A Comissão Europeia e o Mercosul esperavam confirmar nesta semana a assinatura do acordo comercial entre os blocos, mas a França, mais uma vez, resiste à adoção do tratado. No país, o pacto transformou-se no bode expiatório de um modelo agrícola em sucessivas crises.
A mais recente crise é sanitária: uma dermatose nodular contagiosa bovina ameaça o rebanho francês, obrigando o governo a promover abates em massa para conter a epidemia. Ao mesmo tempo, a França combate a gripe aviária, que ameaça a região de Landes, principal polo produtor de patos para o foie gras.
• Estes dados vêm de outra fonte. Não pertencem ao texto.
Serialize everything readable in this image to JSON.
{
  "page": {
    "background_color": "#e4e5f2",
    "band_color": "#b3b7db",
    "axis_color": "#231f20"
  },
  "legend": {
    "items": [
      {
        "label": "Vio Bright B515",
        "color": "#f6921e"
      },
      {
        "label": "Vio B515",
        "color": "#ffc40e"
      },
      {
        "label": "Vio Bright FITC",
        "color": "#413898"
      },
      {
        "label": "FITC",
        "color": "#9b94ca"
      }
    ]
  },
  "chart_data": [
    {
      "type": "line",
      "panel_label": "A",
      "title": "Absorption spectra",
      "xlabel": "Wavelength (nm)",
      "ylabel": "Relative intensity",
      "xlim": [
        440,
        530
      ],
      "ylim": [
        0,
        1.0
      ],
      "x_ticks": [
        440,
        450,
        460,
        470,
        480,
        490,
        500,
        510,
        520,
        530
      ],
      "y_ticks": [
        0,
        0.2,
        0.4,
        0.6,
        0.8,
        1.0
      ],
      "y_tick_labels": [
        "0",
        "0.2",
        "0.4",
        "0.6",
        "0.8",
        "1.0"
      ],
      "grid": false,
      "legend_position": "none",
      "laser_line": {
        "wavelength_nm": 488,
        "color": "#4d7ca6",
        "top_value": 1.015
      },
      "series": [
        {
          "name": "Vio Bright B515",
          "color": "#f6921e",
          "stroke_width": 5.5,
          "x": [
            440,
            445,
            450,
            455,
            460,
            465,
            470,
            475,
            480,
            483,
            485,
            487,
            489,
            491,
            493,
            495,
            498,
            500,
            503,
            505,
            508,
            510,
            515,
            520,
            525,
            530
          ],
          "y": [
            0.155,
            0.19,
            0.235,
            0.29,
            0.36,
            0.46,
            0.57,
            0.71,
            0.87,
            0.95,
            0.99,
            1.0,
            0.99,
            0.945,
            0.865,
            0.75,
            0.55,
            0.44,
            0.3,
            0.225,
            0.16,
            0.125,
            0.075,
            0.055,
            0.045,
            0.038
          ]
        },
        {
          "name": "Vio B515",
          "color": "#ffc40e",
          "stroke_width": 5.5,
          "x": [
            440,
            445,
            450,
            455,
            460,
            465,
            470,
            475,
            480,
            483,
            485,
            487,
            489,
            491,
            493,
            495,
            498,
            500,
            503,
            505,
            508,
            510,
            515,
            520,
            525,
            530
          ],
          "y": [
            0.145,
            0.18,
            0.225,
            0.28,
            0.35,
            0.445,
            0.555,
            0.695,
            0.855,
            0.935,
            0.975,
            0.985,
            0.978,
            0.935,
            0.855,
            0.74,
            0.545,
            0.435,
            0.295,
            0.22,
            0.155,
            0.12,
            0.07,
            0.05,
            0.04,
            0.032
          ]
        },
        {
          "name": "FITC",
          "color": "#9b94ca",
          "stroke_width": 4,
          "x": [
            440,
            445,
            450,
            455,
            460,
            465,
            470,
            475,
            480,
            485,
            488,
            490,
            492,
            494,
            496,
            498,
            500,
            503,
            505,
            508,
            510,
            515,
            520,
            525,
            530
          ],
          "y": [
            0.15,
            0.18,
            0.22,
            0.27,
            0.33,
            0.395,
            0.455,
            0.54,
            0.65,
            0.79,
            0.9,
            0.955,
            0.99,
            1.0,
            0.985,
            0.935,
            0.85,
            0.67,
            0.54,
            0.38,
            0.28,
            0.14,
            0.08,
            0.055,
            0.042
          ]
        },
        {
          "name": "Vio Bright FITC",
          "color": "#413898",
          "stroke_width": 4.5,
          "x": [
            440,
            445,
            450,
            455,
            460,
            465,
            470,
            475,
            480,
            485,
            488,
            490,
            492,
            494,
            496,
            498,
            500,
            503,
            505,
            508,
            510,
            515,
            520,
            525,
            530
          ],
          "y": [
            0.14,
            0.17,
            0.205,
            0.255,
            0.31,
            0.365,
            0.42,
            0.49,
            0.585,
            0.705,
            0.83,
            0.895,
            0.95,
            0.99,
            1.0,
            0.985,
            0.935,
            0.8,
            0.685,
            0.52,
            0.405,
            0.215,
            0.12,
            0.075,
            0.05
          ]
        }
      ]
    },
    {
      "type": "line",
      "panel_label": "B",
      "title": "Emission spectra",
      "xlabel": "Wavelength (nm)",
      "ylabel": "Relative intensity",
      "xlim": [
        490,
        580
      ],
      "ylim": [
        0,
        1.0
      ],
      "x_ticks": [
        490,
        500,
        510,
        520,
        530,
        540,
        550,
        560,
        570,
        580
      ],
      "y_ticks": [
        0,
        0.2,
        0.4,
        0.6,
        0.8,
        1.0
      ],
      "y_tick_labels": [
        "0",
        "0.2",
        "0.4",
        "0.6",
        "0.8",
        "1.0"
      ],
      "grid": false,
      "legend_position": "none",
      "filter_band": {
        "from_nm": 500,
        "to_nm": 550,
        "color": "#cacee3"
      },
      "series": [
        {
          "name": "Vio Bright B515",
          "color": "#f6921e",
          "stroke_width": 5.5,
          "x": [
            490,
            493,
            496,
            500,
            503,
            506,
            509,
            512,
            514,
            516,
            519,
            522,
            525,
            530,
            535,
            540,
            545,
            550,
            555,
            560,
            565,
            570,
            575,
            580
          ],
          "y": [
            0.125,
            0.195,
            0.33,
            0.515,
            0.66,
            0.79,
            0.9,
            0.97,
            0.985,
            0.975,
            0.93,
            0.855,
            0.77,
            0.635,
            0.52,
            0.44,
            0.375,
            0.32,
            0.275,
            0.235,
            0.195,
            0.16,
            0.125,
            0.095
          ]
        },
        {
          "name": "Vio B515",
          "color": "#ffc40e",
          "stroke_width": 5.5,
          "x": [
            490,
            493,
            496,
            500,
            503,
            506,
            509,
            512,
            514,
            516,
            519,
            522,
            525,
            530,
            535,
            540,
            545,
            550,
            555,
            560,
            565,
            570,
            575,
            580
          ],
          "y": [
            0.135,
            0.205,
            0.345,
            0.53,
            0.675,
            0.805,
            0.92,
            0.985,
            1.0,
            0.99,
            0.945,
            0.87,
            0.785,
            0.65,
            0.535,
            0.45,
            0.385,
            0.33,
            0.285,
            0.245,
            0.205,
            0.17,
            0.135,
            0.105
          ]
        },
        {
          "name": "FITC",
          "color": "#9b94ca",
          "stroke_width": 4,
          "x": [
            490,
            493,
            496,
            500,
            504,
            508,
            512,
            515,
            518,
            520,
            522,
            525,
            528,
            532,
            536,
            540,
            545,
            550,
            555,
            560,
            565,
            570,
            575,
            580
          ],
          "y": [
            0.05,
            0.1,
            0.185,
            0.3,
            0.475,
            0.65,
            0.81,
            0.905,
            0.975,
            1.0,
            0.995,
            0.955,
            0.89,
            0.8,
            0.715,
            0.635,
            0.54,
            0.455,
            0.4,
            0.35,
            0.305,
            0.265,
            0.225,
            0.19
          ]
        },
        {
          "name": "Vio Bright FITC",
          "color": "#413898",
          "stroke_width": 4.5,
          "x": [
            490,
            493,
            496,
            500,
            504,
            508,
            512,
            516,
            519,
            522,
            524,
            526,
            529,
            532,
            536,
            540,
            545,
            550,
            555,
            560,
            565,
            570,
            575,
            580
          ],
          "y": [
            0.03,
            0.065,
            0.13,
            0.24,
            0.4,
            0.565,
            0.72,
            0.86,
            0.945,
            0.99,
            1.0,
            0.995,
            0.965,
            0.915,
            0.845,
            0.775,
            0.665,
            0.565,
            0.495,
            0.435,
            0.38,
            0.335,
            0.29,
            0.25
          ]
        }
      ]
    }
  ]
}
Estes problemas somam-se a dificuldades em setores como o trigo e os vinhos, afetados pela concorrência internacional, mudanças climáticas e oscilações do comércio global. Projeções indicam que, em 2025, a agricultura francesa poderá registar o seu primeiro déficit comercial em 50 anos, importando mais do que exporta.
“Foi conjuntural, mas soma-se a recuos em relação a outros países europeus, como no setor de frutas e legumes. Temos um problema de conjuntura e outro de competitividade”, explica Jean-Christophe Bureau, professor de Economia da AgroParisTech.
O risco de cortes na Política Agrícola Comum (PAC) aumenta a preocupação. O próximo orçamento (2028-2034) poderá cair até 20%, com impacto maior na França, principal beneficiária do programa de subsídios. Todos os anos, os agricultores franceses recebem cerca de 9 mil milhões de euros de ajuda, o que representa dois terços da renda do setor.
Os números revelam um déficit de competitividade. A França lidera a produção agrícola na Europa, mas caiu do segundo para o sexto lugar entre os maiores exportadores globais. Desde 2015, importa mais produtos agrícolas do que exporta para os seus vizinhos europeus. Hoje, metade das frutas e legumes consumidos no país vem do exterior.
“Em alguns casos, temos diferença de custo da mão de obra, que é menor na Espanha ou na Alemanha”, aponta Bureau. “Mas também podemos citar as nossas deficiências em pesquisa e desenvolvimento e até de formação.”
O êxodo rural é outra preocupação. A renda média dos agricultores estagnou nos últimos 20 anos, e o aumento das dificuldades afasta os mais jovens do campo. Alguns sindicatos criticam ainda um suposto excesso de regulamentações sanitárias e ambientais no bloco europeu.
Neste cenário, a maioria dos agricultores franceses vê o acordo com o Mercosul como uma ameaça, por considerar que os produtores da América Latina seguem regras ambientais menos rigorosas. A França obteve garantias de salvaguardas para os setores mais ameaçados, mas, para os produtores, as barreiras são insuficientes.
“Segundo os nossos cálculos, o acordo com o Mercosul não tem impactos grandes, mas é um acordo que se soma a outros. Para alguns setores, como a carne bovina, as aves e o mel, torna-se desfavorável”, pondera o professor. “Há uma insatisfação generalizada. Em um ano de renda muito baixa, o acordo com o Mercosul vira a gota d’água.”
Recentemente, o Parlamento Europeu aprovou medidas de proteção e criou um mecanismo para monitorar o impacto do acordo em produtos sensíveis, abrindo portas para a aplicação de tarifas em caso de desestabilização do mercado.
Apesar das salvaguardas, a França deve manter a oposição, tendo pedido o adiamento da assinatura. A atenção volta-se agora para a Itália, cuja posição, aliada à da França, Polónia e Hungria, poderia formar uma maioria qualificada suficiente para bloquear o pacto.